Twenty-five RCTs (2,220 patients) and 51 non-comparative studies (3,218 patients) were included.
The results from the fenofibrate arms of the comparative trials were reported as mean percentage alterations from baseline.
Total cholesterol.
Fenofibrate decreased total cholesterol levels by 20% (range: 17 to 28) in type IIa hyperlipidaemias, by 20% (range: 14 to 25) in type IIb, by 24% in type III, and by 14% in type IV.
Triglyceride.
Fenofibrate decreased triglyceride concentrations by 33% (range: 24 to 38) in type IIa hyperlipidaemias, by 46% (range: 41 to 53) in type IIb, by 51% in type III, and by 53% in type IV.
High-density lipoprotein cholesterol.
Fenofibrate increased high-density lipoprotein concentrations by 12% (range: 10 to 15) in type IIa hyperlipidaemias, by 20% (range: 8 to 34) in type IIb, by 21% in type III, and by 15% (range: 14 to 15) in type IV.
Low-density lipoprotein cholesterol
Fenofibrate decreased low-density lipoprotein concentrations by 26% (range: 20 to 24) in type IIa hyperlipidaemias and by 23% (range: 6 to 35) in type IIb. The concentrations were increased by 6% (range: -9 to +20) in type IV hyperlipidaemias.
Very low-density lipoprotein cholesterol.
Fenofibrate decreased very low-density lipoprotein concentrations by 44% (range: 38 to 61) in type IIa hyperlipidaemias, by 51% (range: 48 to 53) in type IIb, by 63% in type III, and by 60% (range: 56 to 63) in type IV.
Very low-density lipoprotein triglycerides.
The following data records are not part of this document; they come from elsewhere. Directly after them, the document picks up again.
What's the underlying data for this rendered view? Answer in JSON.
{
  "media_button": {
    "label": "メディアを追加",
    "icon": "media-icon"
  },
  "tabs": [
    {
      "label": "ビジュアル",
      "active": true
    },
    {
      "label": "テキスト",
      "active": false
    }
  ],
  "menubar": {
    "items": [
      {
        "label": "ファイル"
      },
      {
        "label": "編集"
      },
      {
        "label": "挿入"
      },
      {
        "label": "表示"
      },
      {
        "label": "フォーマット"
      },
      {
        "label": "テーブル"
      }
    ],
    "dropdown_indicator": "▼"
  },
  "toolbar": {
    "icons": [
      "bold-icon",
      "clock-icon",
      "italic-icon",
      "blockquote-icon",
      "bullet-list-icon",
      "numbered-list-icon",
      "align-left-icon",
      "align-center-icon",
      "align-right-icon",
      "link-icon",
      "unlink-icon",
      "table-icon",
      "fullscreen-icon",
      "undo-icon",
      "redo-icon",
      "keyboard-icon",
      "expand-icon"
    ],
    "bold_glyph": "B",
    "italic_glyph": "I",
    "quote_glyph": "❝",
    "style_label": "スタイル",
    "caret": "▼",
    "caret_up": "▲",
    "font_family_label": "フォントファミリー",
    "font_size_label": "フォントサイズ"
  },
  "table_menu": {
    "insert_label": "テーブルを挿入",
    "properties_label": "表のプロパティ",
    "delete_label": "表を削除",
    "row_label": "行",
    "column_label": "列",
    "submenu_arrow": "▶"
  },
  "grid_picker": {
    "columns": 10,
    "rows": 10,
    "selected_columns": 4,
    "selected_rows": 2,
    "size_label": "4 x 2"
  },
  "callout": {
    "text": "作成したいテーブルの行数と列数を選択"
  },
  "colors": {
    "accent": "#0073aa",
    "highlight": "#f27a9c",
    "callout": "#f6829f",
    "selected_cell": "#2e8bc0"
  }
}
Fenofibrate decreased very low-density lipoprotein triglyceride levels by 34% in type IIa hyperlipidaemias, by 52% in type IIb, by 58% in type III, and by 61% (range: 59 to 63) in type IV.
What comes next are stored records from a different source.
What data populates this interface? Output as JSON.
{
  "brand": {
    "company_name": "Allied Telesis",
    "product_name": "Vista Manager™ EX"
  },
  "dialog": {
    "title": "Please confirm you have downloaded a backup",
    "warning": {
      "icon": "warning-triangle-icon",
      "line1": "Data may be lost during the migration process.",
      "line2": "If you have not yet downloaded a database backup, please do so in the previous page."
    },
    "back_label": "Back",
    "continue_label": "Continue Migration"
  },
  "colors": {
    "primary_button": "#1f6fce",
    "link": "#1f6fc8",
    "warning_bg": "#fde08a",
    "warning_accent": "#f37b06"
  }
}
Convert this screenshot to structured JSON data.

The comparative trials did not present data for low-density lipoprotein triglycerides.
Adverse events.
Twelve of the 25 comparative RCTs included did not present data on adverse effects.
The authors reported that from the included studies and the manufacturer's data on file, 'a constellation of events probably causally related can be constructed including: hepatitis; cholelithiasis; cholecystitis; hepatomegaly; myalgia; myasthenia; rhabdomyolysis; photosensitivity; eczema; and allergic pulmonary alveolitis. The overall frequency of these events with long-term therapy are not well established but appear to be no more than 10% per event'.
The findings of 4 studies on cholesterol gallstone formation indicated that fenofibrate may predispose to cholesterol cholelithiasis.
Drug interactions.
Four clinical trials and 1 case report revealed that fenofibrate can enhance the effect of oral anticoagulants.
One study indicated that myopathy was associated with combination statin-fenofibrate therapy.
Higher statin doses (pravastatin 40 mg/day, simvastatin 60 mg/day) may cause myotoxicity with symptoms.
Pregnancy and lactation.
The safety of fenofibrate in pregnant and lactating women has not been established, and few data are available on fenofibrate in paediatric populations.